Not only did this artificial and wasteful comparison destroy any elementary school chance of actual friendship with Alex and his group of friends (all intelligent, funny, witty people, whose company I greatly enjoyed), which opportunity is highly regrettable, but it also undermined my social and personal confidence. It led me develop an acute sense of shame, like I was never allowed to make a mistake. Because somehow, MY mistakes meant more than the mistakes of everyone else around me. They justified their misspelled words because mine were printed poorly; then tore me down for not being "as smart as I thought I was." (Read: as smart as THEY thought I was). This fed a long cycle of incredibly low self esteem, fueled by shame and pervasive feelings of incompetence, not only in the orthographic area of my budding linguistic academic career, but in all aspects of my life--music, athletics, math, fashion, in-class test review games, social skills and the ability to trust friendships. (The only thing it didn't effect directly, ironically, is my religious understanding. I've never associated shame with my personal religious beliefs. Apparently that is a rare thing, even among other people of my faith. That's a different topic, though).

But that's all kid stuff, right? As a well-adjusted adult, I can recognize those outlying factors of the immature peers and misguided adults of my childhood and move forward. I can prove to myself that I am better than that, by accomplishing thing A, B, C, and D that *I* want to do, regardless of social expectation. If I DON'T accomplish ALL THE THINGS and FULFILL ALL THE POTENTIAL and RISE ABOVE ALL THE HATERS and IGNORE ALL THE HURT FEELINGS, I have *chosen* to remain a victim. If I choose to remain a victim, then I have really done this to myself....and I am just a shamefully pathetic adult, a Victim, who had so much potential but just wasn't as good as we thought she was. 

Woah. It's like the Spelling-Test Police of my elementary years learned that sort of behavioral mindset....from their adult parents. Which adult world now has even more tools of judgement through our friend The Interwebs.

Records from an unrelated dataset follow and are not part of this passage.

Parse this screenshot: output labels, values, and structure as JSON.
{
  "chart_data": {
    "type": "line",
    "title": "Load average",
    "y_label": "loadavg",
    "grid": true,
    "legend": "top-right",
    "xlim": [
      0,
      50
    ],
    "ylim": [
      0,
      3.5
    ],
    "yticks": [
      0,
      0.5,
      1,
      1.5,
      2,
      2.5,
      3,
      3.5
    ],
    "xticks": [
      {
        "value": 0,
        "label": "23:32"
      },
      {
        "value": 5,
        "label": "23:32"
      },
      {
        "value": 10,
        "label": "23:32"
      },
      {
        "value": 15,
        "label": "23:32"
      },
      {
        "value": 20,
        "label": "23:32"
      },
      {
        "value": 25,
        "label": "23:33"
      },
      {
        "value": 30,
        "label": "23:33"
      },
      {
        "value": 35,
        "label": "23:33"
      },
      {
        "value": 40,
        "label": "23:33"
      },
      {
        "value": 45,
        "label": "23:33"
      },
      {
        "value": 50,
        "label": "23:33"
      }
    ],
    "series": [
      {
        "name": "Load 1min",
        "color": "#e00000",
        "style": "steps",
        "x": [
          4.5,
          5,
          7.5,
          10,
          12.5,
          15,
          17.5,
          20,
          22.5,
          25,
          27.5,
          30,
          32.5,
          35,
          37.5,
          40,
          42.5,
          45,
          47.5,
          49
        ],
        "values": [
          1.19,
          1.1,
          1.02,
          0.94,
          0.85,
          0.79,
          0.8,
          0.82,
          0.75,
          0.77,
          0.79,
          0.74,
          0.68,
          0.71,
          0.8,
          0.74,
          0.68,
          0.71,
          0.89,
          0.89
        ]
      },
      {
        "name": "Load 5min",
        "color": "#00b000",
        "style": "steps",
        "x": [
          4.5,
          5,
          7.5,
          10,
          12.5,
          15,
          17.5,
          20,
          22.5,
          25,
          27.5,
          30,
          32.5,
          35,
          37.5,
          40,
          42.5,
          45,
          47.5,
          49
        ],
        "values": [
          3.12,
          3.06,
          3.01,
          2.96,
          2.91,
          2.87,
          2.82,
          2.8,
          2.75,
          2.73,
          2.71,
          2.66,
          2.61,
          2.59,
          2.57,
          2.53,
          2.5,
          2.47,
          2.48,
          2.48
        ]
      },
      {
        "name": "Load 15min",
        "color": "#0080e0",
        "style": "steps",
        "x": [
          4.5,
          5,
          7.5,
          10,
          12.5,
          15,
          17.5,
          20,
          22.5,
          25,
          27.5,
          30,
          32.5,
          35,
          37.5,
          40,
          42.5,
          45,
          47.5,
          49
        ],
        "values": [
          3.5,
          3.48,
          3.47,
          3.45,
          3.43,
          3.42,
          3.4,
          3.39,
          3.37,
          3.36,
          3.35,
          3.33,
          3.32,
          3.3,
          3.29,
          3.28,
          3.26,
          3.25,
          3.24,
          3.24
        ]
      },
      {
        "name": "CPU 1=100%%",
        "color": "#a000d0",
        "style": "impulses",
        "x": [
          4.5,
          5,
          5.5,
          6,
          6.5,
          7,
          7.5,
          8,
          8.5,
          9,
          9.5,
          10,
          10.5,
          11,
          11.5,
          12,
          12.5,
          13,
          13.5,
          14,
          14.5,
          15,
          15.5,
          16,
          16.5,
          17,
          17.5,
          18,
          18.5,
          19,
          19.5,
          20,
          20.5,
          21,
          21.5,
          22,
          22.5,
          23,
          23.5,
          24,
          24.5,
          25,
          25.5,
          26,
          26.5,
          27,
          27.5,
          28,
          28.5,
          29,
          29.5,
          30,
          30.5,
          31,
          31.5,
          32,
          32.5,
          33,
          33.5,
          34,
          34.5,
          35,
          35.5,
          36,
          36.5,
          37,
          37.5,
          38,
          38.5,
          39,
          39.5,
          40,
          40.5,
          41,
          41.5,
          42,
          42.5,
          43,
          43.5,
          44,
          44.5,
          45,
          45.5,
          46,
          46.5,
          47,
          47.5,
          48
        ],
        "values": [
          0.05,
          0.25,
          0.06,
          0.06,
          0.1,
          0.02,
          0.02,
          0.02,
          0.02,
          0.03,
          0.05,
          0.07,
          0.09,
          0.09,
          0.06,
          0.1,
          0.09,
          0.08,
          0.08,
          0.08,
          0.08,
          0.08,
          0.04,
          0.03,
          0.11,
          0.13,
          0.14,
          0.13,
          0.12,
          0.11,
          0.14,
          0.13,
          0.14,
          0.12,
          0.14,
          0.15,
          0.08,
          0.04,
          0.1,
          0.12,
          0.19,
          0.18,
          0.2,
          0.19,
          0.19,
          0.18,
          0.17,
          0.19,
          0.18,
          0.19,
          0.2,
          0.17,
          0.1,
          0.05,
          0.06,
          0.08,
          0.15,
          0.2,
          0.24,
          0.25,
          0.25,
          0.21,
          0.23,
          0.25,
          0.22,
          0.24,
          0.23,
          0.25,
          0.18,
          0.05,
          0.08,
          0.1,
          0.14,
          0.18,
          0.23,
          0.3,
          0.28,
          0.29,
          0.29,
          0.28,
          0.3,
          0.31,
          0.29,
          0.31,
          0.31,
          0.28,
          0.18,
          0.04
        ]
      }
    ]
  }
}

Well, joke's on you, Life Grammar Police. Because I'm done carrying the load. I is kind. I is smart. I is important. And I will find habibi who lets me just be a great person, faults and all, without turning my mistakes and weaknesses into character flaws. But that has to start with ME accepting that.  The only good answer to this nasty cycle of shame (direct or indirect) is a true understanding of the Gospel. Perhaps this is the "curse" that Nephi refers to in his lament in 2 Nephi 4? 

34 O Lord, I have atrusted in thee, and I will btrust in thee forever. I will not put my ctrust in the arm of flesh; for I know that cursed is he that putteth his dtrust in the arm of flesh. Yea, cursed is he that putteth his trust in man or maketh flesh his arm.
 35 Yea, I know that God will give aliberally to him that asketh. Yea, my God will give me, if I bask cnot amiss; therefore I will lift up my voice unto thee; yea, I will cry unto thee, my God, the drock of my erighteousness. Behold, my voice shall forever ascend up unto thee, my rock and mine everlasting God. Amen."
The only way to break the cycle is to stop depending on people around us for validation or fulfillment, and instead allow the Lord to fill that need in our lives.  
And that requires true repentance, not shame and self-depreciation.


And a pretty hefty dose of "mind your own beeswax."